Grade Level: 7, 8, 9, 10, 11, 12
- Language Arts/Debate
Duration: 45 minutes
Description: This activity introduces students to persuasion. By the end of the lesson, students are able to express their positions, as well as opposing arguments, on a particular issue. Objectives:
- Students will work in groups to clearly verbalize their positions on a specific issue/topic.
- Students will practice listening skills while other groups present their positions.
- Students will be able to use convincing arguments to sway others’ opinions.
- Students will write a 5-paragraph persuasive essay that presents point of view clearly and
addresses opposing positions. Materials:
- 4 large pieces of paper with these words written on them:
- Strongly Agree,
- Somewhat Agree,
- Strongly Disagree,
- Somewhat Disagree
- Post the four pieces of paper in the four corners of the classroom.
- Write a controversial topic on the board (for example: Schools should eliminate report cards).
- Have students move to the corner that best matches their position (Strongly Agree, Somewhat Agree, Strongly Disagree, Somewhat Disagree). If social cliques are a problem, have students write their choice on a card first in order to ensure honest reactions.
- Each corner will have 2 minutes to discuss and solidify their reasoning/logic. Each group selects a spokesperson to express the group’s position. He/she has 30 seconds to express thoughts concisely and persuade their classmates. Other groups must listen intently.
- After the first corner presents, invite those who have been persuaded to move to the appropriate corner. Direct each group to present their group’s position in turn.
- Allow students to move to the appropriate corners if they have changed their minds.

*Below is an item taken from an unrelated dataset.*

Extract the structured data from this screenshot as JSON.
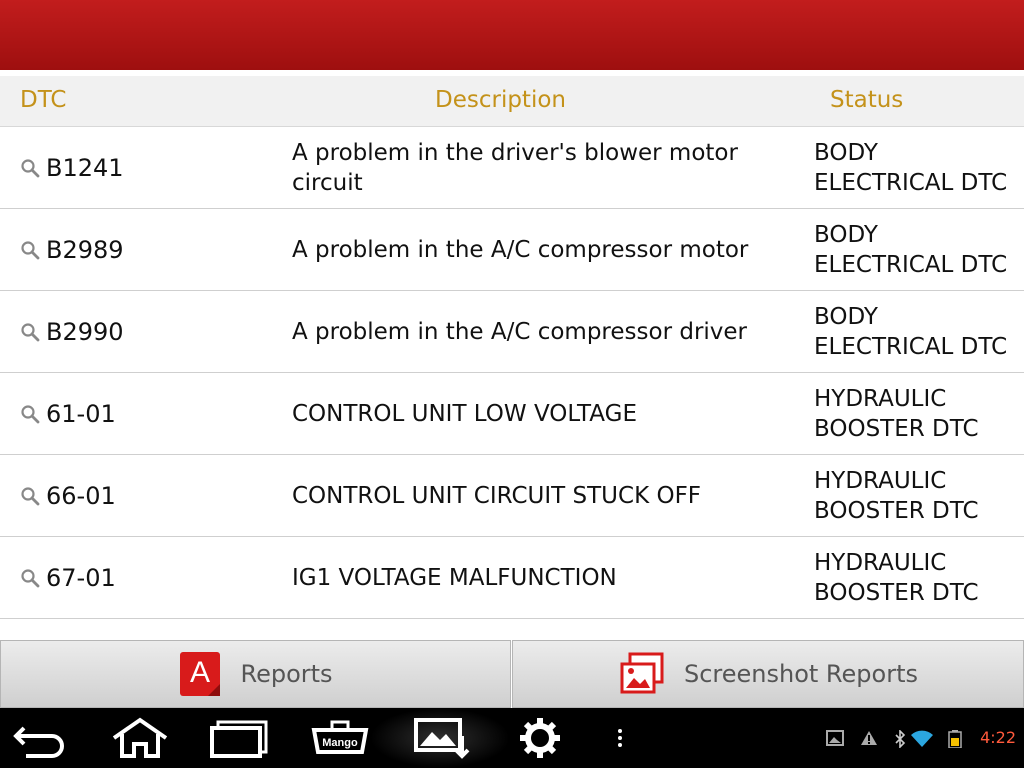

Each student will write a 5-paragraph persuasive essay. In order to receive a maximum score, the student must express his position clearly, use appropriate logic, and address opposing viewpoints.
Special Comments: My students love this debate exercise! In fact, they bring up new issues almost daily and want to have a go. This is an excellent opportunity for the teacher to instruct on debate etiquette (ie. no put-downs, one speaker at a time, respect other viewpoints, etc.).